Somebody please help me out here.

This applied on top of 'maint' (which does have c40fdd01) makes the
test #9 (prune: do not prune detached HEAD with no reflog) fail.


The test passes if the return value of freshen_file() is negated in 
freshen_packed_object() (see my reply to patch 16).



If we merge 'dt/cache-tree-repair' (which in turn needs
'jc/reopen-lock-file') to 'maint' and then apply these on top, the
said test passes.  But I do not see an apparent reason why X-<.


Didn't check this interaction, but it sounds strange.

René

--
To unsubscribe from this list: send the line "unsubscribe git" in
the body of a message to majord...@vger.kernel.org
More majordomo info at  http://vger.kernel.org/majordomo-info.html


Re: [PATCH 0/16] make prune mtime-checking more careful

2014-10-05 Thread Jeff King
On Sat, Oct 04, 2014 at 03:22:10PM -0700, Junio C Hamano wrote:

> This applied on top of 'maint' (which does have c40fdd01) makes the
> test #9 (prune: do not prune detached HEAD with no reflog) fail.

I'll fix the bone-headed error returns that René noticed and double
check that they were the complete culprit in the test failure you saw
(and not just masking some other problem).

> If we merge 'dt/cache-tree-repair' (which in turn needs
> 'jc/reopen-lock-file') to 'maint' and then apply these on top, the
> said test passes.  But I do not see an apparent reason why X-<.

I suspect it's an unintended interaction that just happens to let my
bogus code code the right thing, but I'll double check on that, too.

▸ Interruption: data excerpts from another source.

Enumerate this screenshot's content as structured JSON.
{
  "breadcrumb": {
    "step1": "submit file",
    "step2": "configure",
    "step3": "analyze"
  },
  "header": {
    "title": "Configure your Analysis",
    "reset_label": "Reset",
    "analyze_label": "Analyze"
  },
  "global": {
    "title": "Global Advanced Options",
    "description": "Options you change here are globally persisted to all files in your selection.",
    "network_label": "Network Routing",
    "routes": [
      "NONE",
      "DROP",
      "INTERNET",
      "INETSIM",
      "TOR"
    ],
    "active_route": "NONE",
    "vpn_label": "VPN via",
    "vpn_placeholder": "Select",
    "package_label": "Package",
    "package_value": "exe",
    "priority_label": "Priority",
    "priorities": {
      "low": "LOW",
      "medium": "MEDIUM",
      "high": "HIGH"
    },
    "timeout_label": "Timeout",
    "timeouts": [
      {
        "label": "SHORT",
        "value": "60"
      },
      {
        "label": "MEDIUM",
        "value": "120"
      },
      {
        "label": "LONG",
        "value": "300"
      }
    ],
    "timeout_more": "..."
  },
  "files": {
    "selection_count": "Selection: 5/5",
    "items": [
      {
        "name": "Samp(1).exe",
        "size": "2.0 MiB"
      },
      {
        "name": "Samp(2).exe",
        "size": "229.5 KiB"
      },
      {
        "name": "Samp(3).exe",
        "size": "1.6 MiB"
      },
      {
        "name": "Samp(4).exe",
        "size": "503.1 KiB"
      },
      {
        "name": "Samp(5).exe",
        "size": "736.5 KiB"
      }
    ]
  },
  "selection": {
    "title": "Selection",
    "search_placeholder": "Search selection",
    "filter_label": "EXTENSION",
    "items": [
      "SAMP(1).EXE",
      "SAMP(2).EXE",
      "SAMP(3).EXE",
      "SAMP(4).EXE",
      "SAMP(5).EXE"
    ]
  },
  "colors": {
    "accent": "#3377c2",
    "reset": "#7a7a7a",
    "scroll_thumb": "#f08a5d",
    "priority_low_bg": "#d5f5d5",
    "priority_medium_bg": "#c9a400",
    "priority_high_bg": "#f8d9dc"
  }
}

Thanks both of you for spotting the problems.

-Peff
--
To unsubscribe from this list: send the line "unsubscribe git" in
the body of a message to majord...@vger.kernel.org
More majordomo info at  http://vger.kernel.org/majordomo-info.html


Re: [PATCH 0/16] make prune mtime-checking more careful

2014-10-08 Thread Jeff King
On Sun, Oct 05, 2014 at 09:42:49PM -0400, Jeff King wrote:

> On Sat, Oct 04, 2014 at 03:22:10PM -0700, Junio C Hamano wrote:
> 
> > This applied on top of 'maint' (which does have c40fdd01) makes the
> > test #9 (prune: do not prune detached HEAD with no reflog) fail.
> 
> I'll fix the bone-headed error returns that René noticed and double
> check that they were the complete culprit in the test failure you saw
> (and not just masking some other problem).

OK, I figured out what is going on. The short of it is that yes, it's
the return-value bug René noticed. Read on only if you are really
interested.  :)

The test runs "git prune" and intends to check that the detached HEAD
commit is not in the list. It does so by checking the whole output of
"git prune -n", which it expects to be empty (and it generally is,
because we've gc'd in previous tests and all objects were either packed
or pruned).

However, when the test fails, there is a pruned object. But it is not
the HEAD commit that we just wrote, but rather the tree that it points
to. When we run "git commit", it tries to write out the tree with
write_sha1_file. This in turn calls freshen_packed_object to check
whether we have the object packed. We do, but the return-value bug makes
us think we do not. As a result, we write out an extra copy of the tree
as a loose object, and that is what gets pruned (and not by prune's
normal is-it-old-and-unreachable code, but by its call to prune_packed).

So that explains that bug (as a side note, you might think that if we
are flipping return values, lots of things would fail when they ask "do
we have this packed object" and it erroneously says "yes". But that does
not happen. The wrong return value comes from freshening the file, so we
only flip "yes" to "no", and never the opposite).

> > If we merge 'dt/cache-tree-repair' (which in turn needs
> > 'jc/reopen-lock-file') to 'maint' and then apply these on top, the
> > said test passes.  But I do not see an apparent reason why X-<.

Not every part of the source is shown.